Réseaux sociaux bientôt régulés
Face à la situation et aux appels violents lancés depuis l’étranger, le gouvernement envisage de réguler les réseaux sociaux, qui, selon les ministres, accentuent l’insécurité. « Avec ce qui se passe sur les réseaux sociaux, nous avons l’obligation de protéger nos enfants. Nous sommes un État de droit et nous prendrons des mesures. Nous avons un corpus juridique nécessaire pour réguler les réseaux sociaux », a déclaré le ministre de la Sécurité, Calixte Madjoulba.
Concernant les actes d’exactions présumés des forces de l’ordre et la présence présumée de miliciens dans les rues, le gouvernement assure qu’une enquête est en cours pour situer les responsabilités et prendre les mesures nécessaires en cas de véracité.
Les instigateurs des manifestations dans le viseur de la justice
Le gouvernement ne compte pas passer l’éponge sur les événements qui ont ébranlé le pays en juin. L’exécutif promet de mettre tout en œuvre pour arrêter les instigateurs de ces manifestations qualifiées de « très violentes ».
« Tous ceux impliqués dans ces manifestations seront arrêtés et répondront devant la justice. Les enquêtes se poursuivent, et les interpellations vont continuer. Les personnes devront répondre de leurs actes. Des mandats d’arrêt internationaux ont été lancés contre les auteurs de ces événements, dont certains avaient déjà des problèmes avec la justice. Dans aucun pays au monde, on ne peut appeler à tuer des gens et s’en tirer », a déclaré le ministre de la sécurité.
Selon l’exécutif, les instigateurs des actes d’insurrection, de vandalisme et de déstabilisation seront traqués et interpellés, peu importe leur lieu de résidence.

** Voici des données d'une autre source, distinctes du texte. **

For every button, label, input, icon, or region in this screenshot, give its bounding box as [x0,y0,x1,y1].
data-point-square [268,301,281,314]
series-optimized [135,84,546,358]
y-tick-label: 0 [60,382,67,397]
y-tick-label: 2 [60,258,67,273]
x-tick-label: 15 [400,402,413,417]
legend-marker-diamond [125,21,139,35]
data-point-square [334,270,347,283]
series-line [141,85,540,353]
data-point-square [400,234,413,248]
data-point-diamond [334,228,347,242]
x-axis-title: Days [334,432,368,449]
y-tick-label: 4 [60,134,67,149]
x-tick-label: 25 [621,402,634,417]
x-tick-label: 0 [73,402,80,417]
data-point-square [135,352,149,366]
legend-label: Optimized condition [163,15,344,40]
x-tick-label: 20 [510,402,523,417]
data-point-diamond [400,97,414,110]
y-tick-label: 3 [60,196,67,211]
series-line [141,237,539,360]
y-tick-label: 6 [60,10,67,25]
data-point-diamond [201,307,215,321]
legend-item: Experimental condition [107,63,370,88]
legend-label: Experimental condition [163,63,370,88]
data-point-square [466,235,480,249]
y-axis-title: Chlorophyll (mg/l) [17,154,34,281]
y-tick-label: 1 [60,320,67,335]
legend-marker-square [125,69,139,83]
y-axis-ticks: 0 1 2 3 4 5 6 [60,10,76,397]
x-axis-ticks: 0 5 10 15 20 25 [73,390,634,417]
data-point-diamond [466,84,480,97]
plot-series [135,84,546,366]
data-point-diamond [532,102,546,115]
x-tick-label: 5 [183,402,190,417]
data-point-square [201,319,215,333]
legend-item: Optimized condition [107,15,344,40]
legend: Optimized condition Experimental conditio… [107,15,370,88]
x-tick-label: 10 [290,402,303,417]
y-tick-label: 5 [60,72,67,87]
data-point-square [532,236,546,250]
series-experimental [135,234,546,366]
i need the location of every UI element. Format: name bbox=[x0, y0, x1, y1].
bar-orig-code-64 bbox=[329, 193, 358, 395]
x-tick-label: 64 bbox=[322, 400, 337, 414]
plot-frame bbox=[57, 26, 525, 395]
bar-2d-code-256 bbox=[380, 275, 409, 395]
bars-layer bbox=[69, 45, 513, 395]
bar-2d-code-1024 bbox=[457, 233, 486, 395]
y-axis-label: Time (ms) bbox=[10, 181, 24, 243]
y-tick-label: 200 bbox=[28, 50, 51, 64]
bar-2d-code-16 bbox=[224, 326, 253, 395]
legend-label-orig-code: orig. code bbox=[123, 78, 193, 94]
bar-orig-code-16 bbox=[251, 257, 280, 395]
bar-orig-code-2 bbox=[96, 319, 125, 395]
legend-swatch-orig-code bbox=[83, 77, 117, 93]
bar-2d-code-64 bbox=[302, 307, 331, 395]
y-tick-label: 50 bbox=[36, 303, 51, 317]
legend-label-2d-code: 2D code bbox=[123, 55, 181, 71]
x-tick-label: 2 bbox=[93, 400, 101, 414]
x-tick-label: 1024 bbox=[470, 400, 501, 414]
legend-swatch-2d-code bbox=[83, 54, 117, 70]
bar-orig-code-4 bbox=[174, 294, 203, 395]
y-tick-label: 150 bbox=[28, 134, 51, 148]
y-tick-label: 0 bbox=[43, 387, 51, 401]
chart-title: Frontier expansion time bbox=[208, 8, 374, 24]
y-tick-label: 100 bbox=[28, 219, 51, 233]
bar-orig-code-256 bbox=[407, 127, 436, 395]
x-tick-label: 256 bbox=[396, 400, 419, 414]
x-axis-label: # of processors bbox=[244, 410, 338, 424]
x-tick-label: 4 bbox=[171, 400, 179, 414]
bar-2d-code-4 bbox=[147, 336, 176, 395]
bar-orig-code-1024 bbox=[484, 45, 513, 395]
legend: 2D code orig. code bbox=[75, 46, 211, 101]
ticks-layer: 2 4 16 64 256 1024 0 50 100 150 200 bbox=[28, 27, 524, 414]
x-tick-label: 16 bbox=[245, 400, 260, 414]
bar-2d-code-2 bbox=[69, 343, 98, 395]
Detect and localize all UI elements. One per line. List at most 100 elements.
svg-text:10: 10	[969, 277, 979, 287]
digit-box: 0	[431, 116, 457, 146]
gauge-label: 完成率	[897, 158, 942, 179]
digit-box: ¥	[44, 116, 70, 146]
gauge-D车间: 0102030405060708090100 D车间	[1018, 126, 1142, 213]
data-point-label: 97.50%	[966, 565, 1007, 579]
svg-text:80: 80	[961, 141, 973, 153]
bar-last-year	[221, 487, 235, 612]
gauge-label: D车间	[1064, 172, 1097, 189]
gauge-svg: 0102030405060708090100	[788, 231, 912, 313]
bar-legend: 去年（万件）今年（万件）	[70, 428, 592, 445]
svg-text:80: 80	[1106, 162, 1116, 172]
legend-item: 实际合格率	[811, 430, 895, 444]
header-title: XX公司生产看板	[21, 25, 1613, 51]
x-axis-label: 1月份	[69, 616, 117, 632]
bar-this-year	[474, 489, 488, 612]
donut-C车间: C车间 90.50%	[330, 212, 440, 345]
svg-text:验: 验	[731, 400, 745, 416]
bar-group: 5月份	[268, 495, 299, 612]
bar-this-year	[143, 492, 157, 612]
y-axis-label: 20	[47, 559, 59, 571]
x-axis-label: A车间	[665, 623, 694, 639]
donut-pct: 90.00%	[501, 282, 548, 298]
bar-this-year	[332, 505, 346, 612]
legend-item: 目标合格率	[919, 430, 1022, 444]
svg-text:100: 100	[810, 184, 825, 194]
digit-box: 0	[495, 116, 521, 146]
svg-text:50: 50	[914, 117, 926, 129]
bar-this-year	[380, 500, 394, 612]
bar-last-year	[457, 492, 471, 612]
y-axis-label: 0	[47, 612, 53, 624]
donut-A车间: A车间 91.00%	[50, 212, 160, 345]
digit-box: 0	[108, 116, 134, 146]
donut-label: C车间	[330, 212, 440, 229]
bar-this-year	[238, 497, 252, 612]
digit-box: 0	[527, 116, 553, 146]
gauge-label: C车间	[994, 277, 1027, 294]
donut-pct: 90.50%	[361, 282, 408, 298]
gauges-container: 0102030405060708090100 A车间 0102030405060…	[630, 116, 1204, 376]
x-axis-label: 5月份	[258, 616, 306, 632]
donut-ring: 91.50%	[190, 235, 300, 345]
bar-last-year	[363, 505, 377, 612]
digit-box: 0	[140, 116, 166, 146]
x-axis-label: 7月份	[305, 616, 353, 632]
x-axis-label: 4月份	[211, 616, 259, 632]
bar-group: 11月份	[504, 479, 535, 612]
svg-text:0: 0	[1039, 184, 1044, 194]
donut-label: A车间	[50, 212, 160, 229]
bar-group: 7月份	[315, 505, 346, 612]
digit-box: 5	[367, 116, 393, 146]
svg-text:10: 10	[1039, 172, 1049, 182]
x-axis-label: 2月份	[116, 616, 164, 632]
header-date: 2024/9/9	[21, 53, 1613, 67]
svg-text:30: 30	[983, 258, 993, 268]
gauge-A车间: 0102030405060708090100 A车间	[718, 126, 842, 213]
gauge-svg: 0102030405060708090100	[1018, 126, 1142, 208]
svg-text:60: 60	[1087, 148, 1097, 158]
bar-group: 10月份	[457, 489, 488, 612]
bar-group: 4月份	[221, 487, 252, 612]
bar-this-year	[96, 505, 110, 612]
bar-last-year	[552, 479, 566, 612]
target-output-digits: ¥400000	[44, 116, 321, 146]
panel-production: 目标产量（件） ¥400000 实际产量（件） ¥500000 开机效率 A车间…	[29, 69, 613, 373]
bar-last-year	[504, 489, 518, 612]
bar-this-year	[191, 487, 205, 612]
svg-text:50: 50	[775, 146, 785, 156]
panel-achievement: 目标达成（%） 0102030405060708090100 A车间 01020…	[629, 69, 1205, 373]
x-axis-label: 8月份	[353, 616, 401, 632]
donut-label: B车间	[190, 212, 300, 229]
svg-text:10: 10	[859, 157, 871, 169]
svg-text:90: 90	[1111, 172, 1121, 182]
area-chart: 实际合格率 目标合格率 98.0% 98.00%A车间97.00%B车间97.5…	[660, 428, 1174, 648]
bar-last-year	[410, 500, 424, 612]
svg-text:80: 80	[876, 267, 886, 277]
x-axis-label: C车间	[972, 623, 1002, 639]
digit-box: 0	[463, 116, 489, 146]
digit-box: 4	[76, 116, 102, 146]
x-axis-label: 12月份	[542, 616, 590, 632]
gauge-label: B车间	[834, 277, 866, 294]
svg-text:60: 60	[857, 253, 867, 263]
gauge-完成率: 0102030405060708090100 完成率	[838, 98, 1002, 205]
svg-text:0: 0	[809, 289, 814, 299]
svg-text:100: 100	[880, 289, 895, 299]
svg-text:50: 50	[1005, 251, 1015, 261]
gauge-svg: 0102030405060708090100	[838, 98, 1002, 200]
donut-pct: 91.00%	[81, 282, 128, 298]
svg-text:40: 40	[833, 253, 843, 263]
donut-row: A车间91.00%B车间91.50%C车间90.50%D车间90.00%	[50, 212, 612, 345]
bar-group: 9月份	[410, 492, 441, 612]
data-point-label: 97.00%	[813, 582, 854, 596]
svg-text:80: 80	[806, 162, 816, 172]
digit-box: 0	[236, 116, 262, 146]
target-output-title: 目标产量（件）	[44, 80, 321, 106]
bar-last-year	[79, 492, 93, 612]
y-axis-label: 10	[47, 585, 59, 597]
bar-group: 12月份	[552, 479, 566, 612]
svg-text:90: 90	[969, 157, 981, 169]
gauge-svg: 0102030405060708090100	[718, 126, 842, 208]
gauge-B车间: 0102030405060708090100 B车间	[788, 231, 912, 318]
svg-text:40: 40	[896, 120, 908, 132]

« Les gens sont allés très loin. On a appelé à tuer des gens, et nous n’allons pas nous laisser faire. Nous allons répondre par la voie légale », a ajouté le ministre en charge des Droits de l’Homme.
Concernant les élections municipales prévues le 17 juillet prochain, le gouvernement togolais a rassuré que toutes les dispositions sont prises pour garantir le bon déroulement des élections sur l’ensemble du territoire national.